Background Probability

The Agnostic Popular Front has moved to its new home at Skeptic Ink, and will henceforth be known as Background Probability. Despite the relocation and rebranding, we will continue to spew the same low-fidelity high-quality bullshit that you've come to expect.

Thursday, July 17, 2008

Eponymous post

Some of you have noticed that I'm neither agnostic, nor popular, nor a front. So I talked this problem over with an old friend who was once the Lord Privy Seal, and he said people should stop taking things so literally.

Okay, then. A "popular front" is a broad coalition of persons (usually left and center-left) who oppose the powers-that-be. In this case, I side with all those who oppose the earthly powers-that-be who are in power solely because they have convinced the masses an invisible immaterial magic mind demands their homage.

An "agnostic" is, in my book, one who disclaims knowledge of the supernatural in general and revealed knowledge in particular. For more details on the nature of philosophical agnosticism, I recommend Leslie Stephen:

The Agnostic is one who asserts what no one denies that there are limits to the sphere of human intelligence. He asserts, further, what many theologians have expressly maintained, that those limits are such as to exclude ... ' metempirical ' knowledge. But he goes further, and asserts, in opposition to theologians, that theology lies within this forbidden sphere.

Meta-empiricism, of course, is a realm in which religious "gnostics" claim to obtain knowledge from beyond the material world which is observable to us all. This is the realm from which priests and their defenders (e.g. Plantinga) claim to be directly apprehending supernature.

An agnostic popular front, then, is a collection of persons who jointly oppose priestcraft, that is, the practice of deluding people into thinking special knowledge of the divine is given to a select few, who neither produce nor exchange nor manage anything of value, but survive solely by the largess of those who are bilked into sacrificing their own temporal well-being for the sake of a coupon which can only be redeemed (if at all) after their own funeral. Such a blatant scam makes even life-insurance seem like a good bet.

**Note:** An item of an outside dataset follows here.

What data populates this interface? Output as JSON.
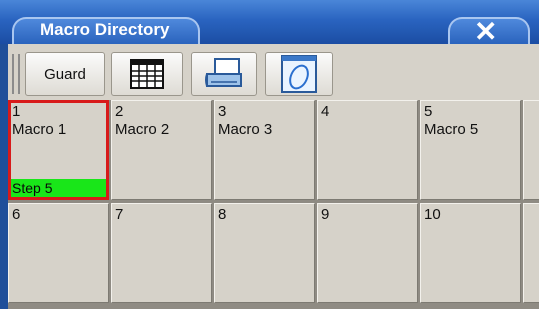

One need not be an atheist (or even a freethinker) to oppose priestcraftly gnosticism, one need merely stand against those who claim themselves especially entitled to heavenly revelation or earthly tithes.

2 comments:

Rhology said...

Oh, I was kind of wondering what your blog title meant.

That said, I always thought it was a cool title. Better than mine by several orders of magnitude.

agnostiChicagOkie said...

I dunno. "Rhoblogy" is unique and thus highly googlable - and even memorable if one is familiar with the meanings associated with Greek letters.